= Read the Bills Act =

The Read the Bills Act (RTBA) is proposed legislation intended to require the United States Congress to read the legislation that it passes. It was originally written in 2006 by Downsize DC, a non-profit organization focused on decreasing the size of the federal government. The proposed act is a response to the passing of bills that are thousands of pages long and are passed without copies being made available to the members of Congress who vote on the bill.
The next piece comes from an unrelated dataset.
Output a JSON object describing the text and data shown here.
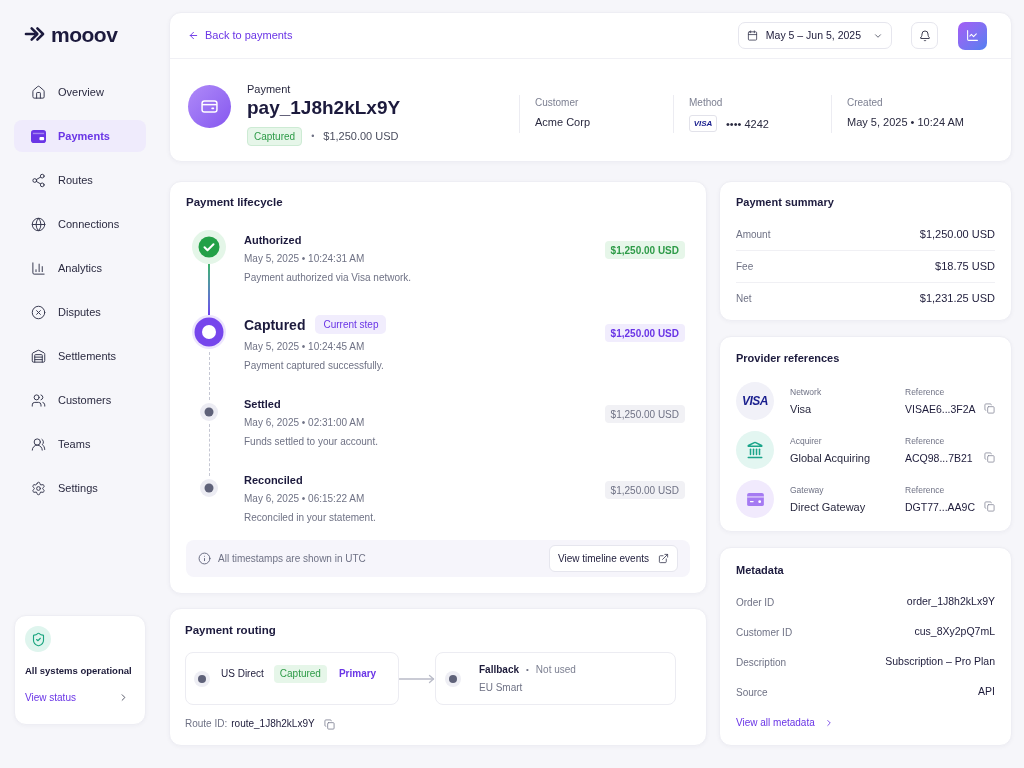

The bill is aimed at limiting the size and growth of the federal government.

Senator Rand Paul (R-KY) stated his support for it in November 2010. Paul went on to sponsor and propose the bill in the 112th congress as S.3360 on June 28, 2012.

| Congress | Short title | Bill number(s) | Date introduced | Sponsor(s) | # of cosponsors | Latest status |
| 112th Congress | Read the Bills Act | S. 3360 | June 28, 2012 | Rand Paul (R-KY) | 0 | Died in committee |
| 113th Congress | H.R. 1831 | May 6, 2013 | Kerry Bentivolio (R-MI) | 1 | Died in committee |
| S. 1665 | November 7, 2013 | Rand Paul (R-KY) | 0 | Died in committee |
| 114th Congress | S. 1571 | June 15, 2015 | Rand Paul (R-KY) | 0 | Died in committee |
| 115th Congress | S. 3709 | December 5, 2018 | Rand Paul (R-KY) | 0 | Died in committee |
| 116th Congress | S. 3879 | June 3, 2020 | Rand Paul (R-KY) | 0 | Died in committee |
| 117th Congress | S. 103 | January 28, 2021 | Rand Paul (R-KY) | 0 | Died in committee |
| 118th Congress | S. 328 | February 9, 2023 | Rand Paul (R-KY) | 0 | Died in committee |
| 119th Congress | S. 55 | January 9, 2025 | Rand Paul (R-KY) | 0 | Referred to committee |

Similarly, a separate bill nicknamed the "Read the Bill Act" would require bills to be posted publicly 72 hours prior to consideration in Congress. Unlike the Downsize DC proposal, this bill is supported by ReadTheBill.org (part of the Sunlight Foundation) with the primary aim to increase transparency in government. It was introduced in the U.S. House (by Brian Baird in 2006 , 2007 , and 2009 ) and Senate (by Jim Bunning in 2009 , and by John Ensign in 2011 ). The Senate version differs in a few ways, including a requirement to have the Congressional Budget Office provide an evaluation of the proposed legislation.